In Kiew wurde den Angaben widersprochen. «Allgemein haben wir in der vergangenen Woche die Angriffe des Feindes abgewehrt, und kein einziger Meter ukrainischen Bodens ging verloren», sagte der Vizechef der Hauptverwaltung des Generalstabs der ukrainischen Armee, Olexij Hromow, bei einer Pressekonferenz in Kiew. Im Abendbericht des Generalstabs war von Beschuss von Soledar und dem nordöstlichen Vorort Jakowliwka die Rede.
Die Ukraine kämpft seit fast fünf Monaten gegen die russische Invasion zur Eroberung der ostukrainischen Gebiete Luhansk und Donezk. Die russischen Truppen haben dabei den Regierungsbezirk Luhansk fast komplett unter ihre Kontrolle gebracht. Der Schwerpunkt der Kämpfe hat sich ins benachbarte Donezker Gebiet verlagert.

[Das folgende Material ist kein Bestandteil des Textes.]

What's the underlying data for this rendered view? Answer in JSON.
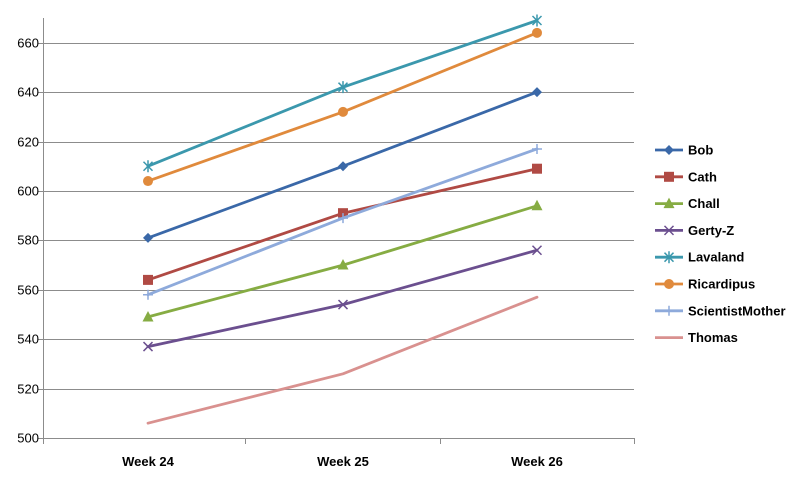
{
  "chart_data": {
    "type": "line",
    "title": "",
    "xlabel": "",
    "ylabel": "",
    "categories": [
      "Week 24",
      "Week 25",
      "Week 26"
    ],
    "ylim": [
      500,
      670
    ],
    "yticks": [
      500,
      520,
      540,
      560,
      580,
      600,
      620,
      640,
      660
    ],
    "grid": true,
    "legend_position": "right",
    "series": [
      {
        "name": "Bob",
        "values": [
          581,
          610,
          640
        ],
        "color": "#3a68a8",
        "marker": "diamond"
      },
      {
        "name": "Cath",
        "values": [
          564,
          591,
          609
        ],
        "color": "#b04a44",
        "marker": "square"
      },
      {
        "name": "Chall",
        "values": [
          549,
          570,
          594
        ],
        "color": "#86ac43",
        "marker": "triangle"
      },
      {
        "name": "Gerty-Z",
        "values": [
          537,
          554,
          576
        ],
        "color": "#6b4f8f",
        "marker": "x"
      },
      {
        "name": "Lavaland",
        "values": [
          610,
          642,
          669
        ],
        "color": "#3b98ad",
        "marker": "asterisk"
      },
      {
        "name": "Ricardipus",
        "values": [
          604,
          632,
          664
        ],
        "color": "#e08a3c",
        "marker": "circle"
      },
      {
        "name": "ScientistMother",
        "values": [
          558,
          589,
          617
        ],
        "color": "#8eaadb",
        "marker": "plus"
      },
      {
        "name": "Thomas",
        "values": [
          506,
          526,
          557
        ],
        "color": "#d9918f",
        "marker": "none"
      }
    ]
  }
}
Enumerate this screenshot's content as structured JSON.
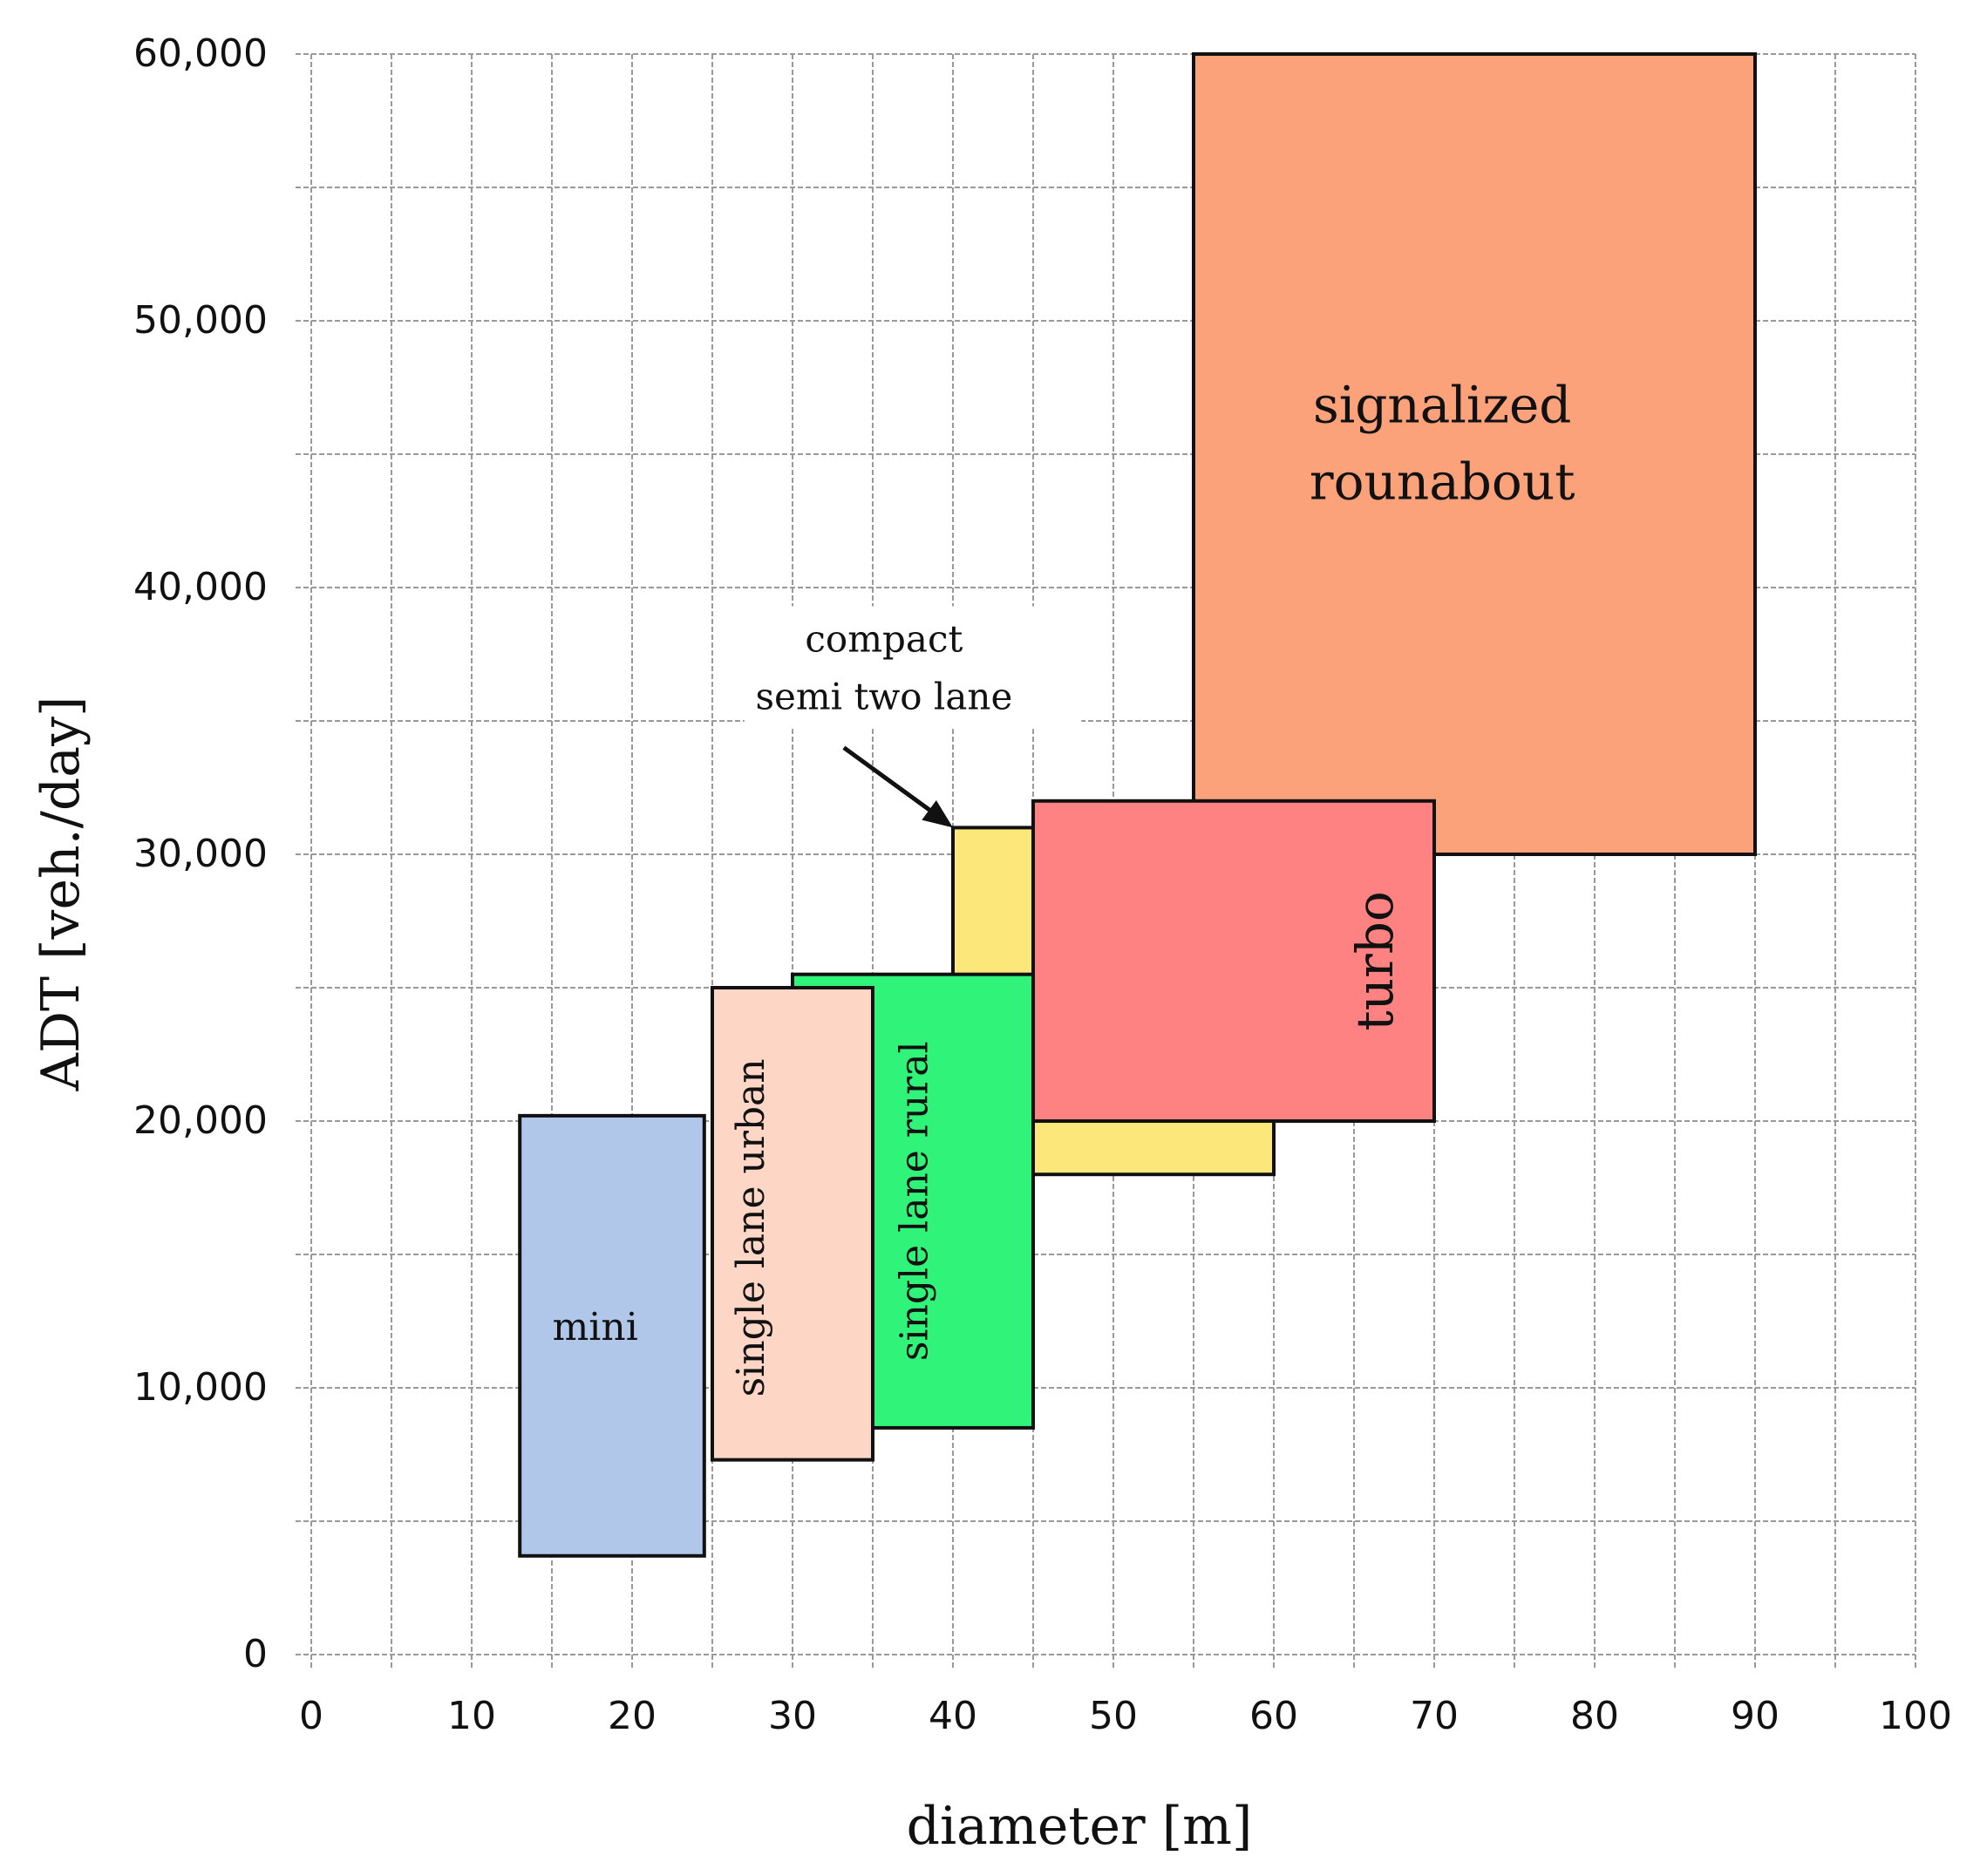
{
  "chart_data": {
    "type": "range-rectangles",
    "xlabel": "diameter [m]",
    "ylabel": "ADT [veh./day]",
    "xlim": [
      0,
      100
    ],
    "ylim": [
      0,
      60000
    ],
    "x_ticks": [
      "0",
      "10",
      "20",
      "30",
      "40",
      "50",
      "60",
      "70",
      "80",
      "90",
      "100"
    ],
    "x_tick_values": [
      0,
      10,
      20,
      30,
      40,
      50,
      60,
      70,
      80,
      90,
      100
    ],
    "y_ticks": [
      "0",
      "10,000",
      "20,000",
      "30,000",
      "40,000",
      "50,000",
      "60,000"
    ],
    "y_tick_values": [
      0,
      10000,
      20000,
      30000,
      40000,
      50000,
      60000
    ],
    "grid": true,
    "grid_x_step": 5,
    "grid_y_step": 5000,
    "boxes": [
      {
        "id": "signalized",
        "label_lines": [
          "signalized",
          "rounabout"
        ],
        "x_min": 55,
        "x_max": 90,
        "y_min": 30000,
        "y_max": 60000,
        "color": "#FCA27B",
        "orientation": "horizontal"
      },
      {
        "id": "compact",
        "label_lines": [],
        "x_min": 40,
        "x_max": 60,
        "y_min": 18000,
        "y_max": 31000,
        "color": "#FCE87A",
        "orientation": "horizontal"
      },
      {
        "id": "turbo",
        "label_lines": [
          "turbo"
        ],
        "x_min": 45,
        "x_max": 70,
        "y_min": 20000,
        "y_max": 32000,
        "color": "#FE8282",
        "orientation": "vertical"
      },
      {
        "id": "rural",
        "label_lines": [
          "single lane rural"
        ],
        "x_min": 30,
        "x_max": 45,
        "y_min": 8500,
        "y_max": 25500,
        "color": "#30F47A",
        "orientation": "vertical"
      },
      {
        "id": "urban",
        "label_lines": [
          "single lane urban"
        ],
        "x_min": 25,
        "x_max": 35,
        "y_min": 7300,
        "y_max": 25000,
        "color": "#FDD6C6",
        "orientation": "vertical"
      },
      {
        "id": "mini",
        "label_lines": [
          "mini"
        ],
        "x_min": 13,
        "x_max": 24.5,
        "y_min": 3700,
        "y_max": 20200,
        "color": "#B0C7EA",
        "orientation": "horizontal"
      }
    ],
    "annotation": {
      "lines": [
        "compact",
        "semi two lane"
      ],
      "arrow_target": [
        40,
        31000
      ]
    }
  }
}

Ministerin hofft auf Getreideexport aus Ukraine
Nach der Annäherung im Streit über Getreideexporte aus der Ukraine hat Entwicklungsministerin Svenja Schulze vor zu grossem Optimismus gewarnt.
«Eine Einigung auf sichere Transportmöglichkeiten von Getreide aus der Ukraine über den Seeweg wäre eine Erleichterung für die hungernden Menschen weltweit», sagte die SPD-Politikerin dem Redaktionsnetzwerk Deutschland (RND/Freitag). Jede Tonne Getreide, die zusätzlich rauskomme und auf dem Weltmarkt zur Verfügung stehe, helfe. «Aber die Erfahrung mit Putin zeigt, dass man sich darauf nicht verlassen sollte.»
International vermittelte Gespräche über eine Beendigung der russischen Seeblockade im Schwarzen Meer haben nach UN-Angaben einen ersten Durchbruch gebracht. Präsident Selenskyj zeigte sich daraufhin optimistisch, dass sein Land bald wieder Getreide exportieren kann. Die Ukraine war vor dem russischen Angriffskrieg einer der grössten Getreideexporteure weltweit.
Was an diesem Freitag wichtig wird
Aussenministerin Baerbock nimmt am Freitag in Rumänien an einer Geberkonferenz für die Republik Moldau teil, die unter den Auswirkungen des Kriegs im Nachbarland Ukraine leidet. Moldau ist seit Juni ebenso wie die Ukraine offiziell Kandidat für eine Aufnahme in die Europäische Union. Das Land mit 2,6 Millionen Einwohnern versorgt seit Beginn des russischen Angriffs auf die Ukraine Ende Februar Hunderttausende Flüchtlinge.